I would like to use this opportunity to advertise different approach to the given problem. In fact, ElasticSearch: The Definitive Guide does pretty good job on its own, I just have to quote it:
Four common techniques are used to manage relational data in
Elasticsearch:
- Application-side joins
- Data denormalization
- Nested objects
- Parent/child relationships
Often the final solution will require a mixture of a few of these
techniques.
Data denormalization in practice means that data gets stored in a way that one single query performs the trick that you would do before with 2 consecutive queries.

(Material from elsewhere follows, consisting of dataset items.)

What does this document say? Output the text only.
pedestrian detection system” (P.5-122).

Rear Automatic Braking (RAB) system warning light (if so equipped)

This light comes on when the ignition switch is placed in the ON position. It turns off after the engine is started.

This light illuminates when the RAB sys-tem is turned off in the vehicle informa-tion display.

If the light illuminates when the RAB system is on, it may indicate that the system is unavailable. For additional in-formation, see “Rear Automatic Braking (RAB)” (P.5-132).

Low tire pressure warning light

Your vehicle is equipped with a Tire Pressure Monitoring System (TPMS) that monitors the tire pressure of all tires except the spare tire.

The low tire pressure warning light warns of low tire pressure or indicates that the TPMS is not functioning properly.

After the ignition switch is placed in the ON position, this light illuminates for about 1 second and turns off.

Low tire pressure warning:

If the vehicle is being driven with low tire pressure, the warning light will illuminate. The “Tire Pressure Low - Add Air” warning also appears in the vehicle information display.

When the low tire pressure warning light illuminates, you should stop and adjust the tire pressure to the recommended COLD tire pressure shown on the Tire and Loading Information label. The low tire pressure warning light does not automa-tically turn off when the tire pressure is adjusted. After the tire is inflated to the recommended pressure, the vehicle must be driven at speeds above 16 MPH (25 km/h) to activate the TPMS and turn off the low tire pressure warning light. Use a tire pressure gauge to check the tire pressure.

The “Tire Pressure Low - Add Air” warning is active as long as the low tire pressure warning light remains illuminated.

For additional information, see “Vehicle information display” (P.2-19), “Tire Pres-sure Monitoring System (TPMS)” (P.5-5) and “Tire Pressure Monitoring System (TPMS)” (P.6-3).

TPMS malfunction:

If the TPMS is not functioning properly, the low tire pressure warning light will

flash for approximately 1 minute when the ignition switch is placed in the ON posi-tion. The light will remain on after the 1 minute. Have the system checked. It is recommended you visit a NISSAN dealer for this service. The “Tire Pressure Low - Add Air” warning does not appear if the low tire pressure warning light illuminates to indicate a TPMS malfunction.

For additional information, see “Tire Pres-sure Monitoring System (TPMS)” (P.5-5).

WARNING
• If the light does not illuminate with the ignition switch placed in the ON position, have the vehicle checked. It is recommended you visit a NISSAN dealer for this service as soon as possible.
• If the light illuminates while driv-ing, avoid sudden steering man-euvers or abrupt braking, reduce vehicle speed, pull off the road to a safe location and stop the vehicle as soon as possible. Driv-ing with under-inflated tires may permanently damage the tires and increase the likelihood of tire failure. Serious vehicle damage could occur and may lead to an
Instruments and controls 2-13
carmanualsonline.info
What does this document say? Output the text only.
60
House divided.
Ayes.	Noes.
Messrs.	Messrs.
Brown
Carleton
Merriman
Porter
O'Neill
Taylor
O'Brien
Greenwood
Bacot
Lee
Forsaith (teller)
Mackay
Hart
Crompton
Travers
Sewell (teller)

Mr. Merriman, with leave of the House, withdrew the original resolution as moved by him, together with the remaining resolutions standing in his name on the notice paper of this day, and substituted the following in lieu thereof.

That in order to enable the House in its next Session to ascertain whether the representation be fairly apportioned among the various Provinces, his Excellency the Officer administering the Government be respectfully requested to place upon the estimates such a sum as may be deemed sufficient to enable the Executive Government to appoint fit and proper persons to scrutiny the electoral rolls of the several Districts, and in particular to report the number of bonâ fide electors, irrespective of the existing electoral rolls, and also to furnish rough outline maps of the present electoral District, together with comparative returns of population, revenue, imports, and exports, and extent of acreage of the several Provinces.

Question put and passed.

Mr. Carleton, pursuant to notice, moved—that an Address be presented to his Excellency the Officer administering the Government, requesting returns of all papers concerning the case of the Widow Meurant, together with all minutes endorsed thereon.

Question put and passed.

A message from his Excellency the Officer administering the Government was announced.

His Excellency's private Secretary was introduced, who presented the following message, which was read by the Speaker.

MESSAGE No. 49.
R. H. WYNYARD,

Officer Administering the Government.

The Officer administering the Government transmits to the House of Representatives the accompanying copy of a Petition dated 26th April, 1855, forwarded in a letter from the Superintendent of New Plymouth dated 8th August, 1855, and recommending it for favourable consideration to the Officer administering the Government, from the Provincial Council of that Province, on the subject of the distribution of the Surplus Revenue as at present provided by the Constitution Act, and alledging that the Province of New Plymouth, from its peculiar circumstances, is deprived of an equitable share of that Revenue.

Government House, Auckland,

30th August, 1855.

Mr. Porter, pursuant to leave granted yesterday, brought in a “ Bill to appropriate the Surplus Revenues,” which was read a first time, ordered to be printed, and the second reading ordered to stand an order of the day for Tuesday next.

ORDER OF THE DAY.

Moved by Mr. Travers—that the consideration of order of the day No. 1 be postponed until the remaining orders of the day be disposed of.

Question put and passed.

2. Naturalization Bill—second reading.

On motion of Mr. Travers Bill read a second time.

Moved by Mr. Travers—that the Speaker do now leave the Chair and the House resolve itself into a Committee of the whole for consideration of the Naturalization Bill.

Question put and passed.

Here I will unfold the example from the aforementioned book. Suppose you have two following indices, and you wish to find all blog posts written by any person named John:
PUT /my_index/user/1
{
"name": "John Smith",
"email": "john@smith.com",
"dob": "1970/10/24"
}
PUT /my_index/blogpost/2
{
"title": "Relationships",
"body": "It's complicated...",
"userID": 1
}
There is no other option but to first fetch the IDs of all Johns in the database. What you could do instead is to move some of the user information on the blogpost object:
PUT /my_index/user/1
{
"name": "John Smith",
"email": "john@smith.com",
"dob": "1970/10/24"
}
PUT /my_index/blogpost/2
{
"title": "Relationships",
"body": "It's complicated...",
"user": {
"id": 1,
"name": "John Smith"
}
}
Hence enabling search on user.name
of the index blogpost
.
Apart from traditional ElasticSearch methods you may also consider using third-party plugins like Siren Join:
This join is used to filter one document set based on a second
document set, hence its name. It is equivalent to the EXISTS()
operator in SQL.